Before we headed up the mountain to the caves we were asked many times if we needed a guide but we knew it was easy to locate ourselves and we went up alone.  On our way we acquired an attachment.  A young Cambodian guy decided to tag along with us guiding us about.  At first I was skeptical of his intentions and was only partly listening because I knew by the end he would want money for his unwanted service.  As he asked questions I reluctantly answered them.  Once he discovered my English teaching he began to ask me questions about English.  I slowly began to help my first Cambodian pupil with grammar and pronunciation.  He thanked me continually for being easy to understand and helpful with pronunciation.  As he described the caves and temple for us I corrected his grammar and pronunciation and offered answers to the many questions he asked.  After our tour he left us right where he found us, he said he was repairing the road and needed to get back to work.  We thanked him and he thanked us and it was a great experience.

After we headed to another temple where the children followed us up over 300 stairs waving fans at us until the top.  At the top there was a beautiful but small temple with lots of flowers and land mine warnings all around.  The kids were silly and we took many pictures as they thanked us, they picked flowers but them in our hair and jewelery and continually fanned us.  We sat and rested and chatted with them for a bit.  It was relaxing but I knew they were going to ask for money, which unfortunately they did.  I apologetically said no and we were on our way to our final destination, the bamboo train.

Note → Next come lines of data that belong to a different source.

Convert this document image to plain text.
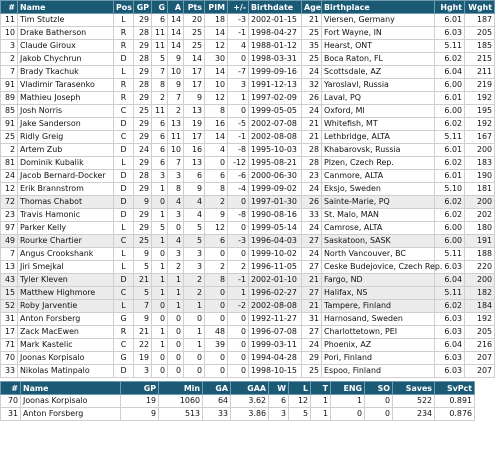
#	Name	Pos	GP	G	A	Pts	PIM	+/-	Birthdate	Age	Birthplace	Hght	Wght
11	Tim Stutzle	L	29	6	14	20	18	-3	2002-01-15	21	Viersen, Germany	6.01	187
10	Drake Batherson	R	28	11	14	25	14	-1	1998-04-27	25	Fort Wayne, IN	6.03	205
3	Claude Giroux	R	29	11	14	25	12	4	1988-01-12	35	Hearst, ONT	5.11	185
2	Jakob Chychrun	D	28	5	9	14	30	0	1998-03-31	25	Boca Raton, FL	6.02	215
7	Brady Tkachuk	L	29	7	10	17	14	-7	1999-09-16	24	Scottsdale, AZ	6.04	211
91	Vladimir Tarasenko	R	28	8	9	17	10	3	1991-12-13	32	Yaroslavl, Russia	6.00	219
89	Mathieu Joseph	R	29	2	7	9	12	1	1997-02-09	26	Laval, PQ	6.01	192
85	Josh Norris	C	25	11	2	13	8	0	1999-05-05	24	Oxford, MI	6.00	195
91	Jake Sanderson	D	29	6	13	19	16	-5	2002-07-08	21	Whitefish, MT	6.02	192
25	Ridly Greig	C	29	6	11	17	14	-1	2002-08-08	21	Lethbridge, ALTA	5.11	167
2	Artem Zub	D	24	6	10	16	4	-8	1995-10-03	28	Khabarovsk, Russia	6.01	200
81	Dominik Kubalik	L	29	6	7	13	0	-12	1995-08-21	28	Plzen, Czech Rep.	6.02	183
24	Jacob Bernard-Docker	D	28	3	3	6	6	-6	2000-06-30	23	Canmore, ALTA	6.01	190
12	Erik Brannstrom	D	29	1	8	9	8	-4	1999-09-02	24	Eksjo, Sweden	5.10	181
72	Thomas Chabot	D	9	0	4	4	2	0	1997-01-30	26	Sainte-Marie, PQ	6.02	200
23	Travis Hamonic	D	29	1	3	4	9	-8	1990-08-16	33	St. Malo, MAN	6.02	202
97	Parker Kelly	L	29	5	0	5	12	0	1999-05-14	24	Camrose, ALTA	6.00	180
49	Rourke Chartier	C	25	1	4	5	6	-3	1996-04-03	27	Saskatoon, SASK	6.00	191
7	Angus Crookshank	L	9	0	3	3	0	0	1999-10-02	24	North Vancouver, BC	5.11	188
13	Jiri Smejkal	L	5	1	2	3	2	2	1996-11-05	27	Ceske Budejovice, Czech Rep.	6.03	220
43	Tyler Kleven	D	21	1	1	2	8	-1	2002-01-10	21	Fargo, ND	6.04	200
15	Matthew Highmore	C	5	1	1	2	0	1	1996-02-27	27	Halifax, NS	5.11	182
52	Roby Jarventie	L	7	0	1	1	0	-2	2002-08-08	21	Tampere, Finland	6.02	184
31	Anton Forsberg	G	9	0	0	0	0	0	1992-11-27	31	Harnosand, Sweden	6.03	192
17	Zack MacEwen	R	21	1	0	1	48	0	1996-07-08	27	Charlottetown, PEI	6.03	205
71	Mark Kastelic	C	22	1	0	1	39	0	1999-03-11	24	Phoenix, AZ	6.04	216
70	Joonas Korpisalo	G	19	0	0	0	0	0	1994-04-28	29	Pori, Finland	6.03	207
33	Nikolas Matinpalo	D	3	0	0	0	0	0	1998-10-15	25	Espoo, Finland	6.03	207
#	Name	GP	Min	GA	GAA	W	L	T	ENG	SO	Saves	SvPct
70	Joonas Korpisalo	19	1060	64	3.62	6	12	1	1	0	522	0.891
31	Anton Forsberg	9	513	33	3.86	3	5	1	0	0	234	0.876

The bamboo train is a jerry-rigged double set of wheels placed on the train tracks with a bamboo platform on top and a motor used to run it forward.  It is used by locals to transport goods to the towns along the tracks.  The freedom of sitting on top and exhilarating through the beautiful scenery was relaxing and enjoyable, except when there was oncoming traffic.  With approaching bamboo trains the train with fewer people needs to get up and the two trains controllers pick up the one train in pieces remove it from the tracks and after the train passes they put it back together.

I enjoyed the day out and the company of my new friend but she was moving on to Thailand and I was headed to Phenom Penh so the next morning we both caught a bus in the opposite directions.  Off to the capital I went.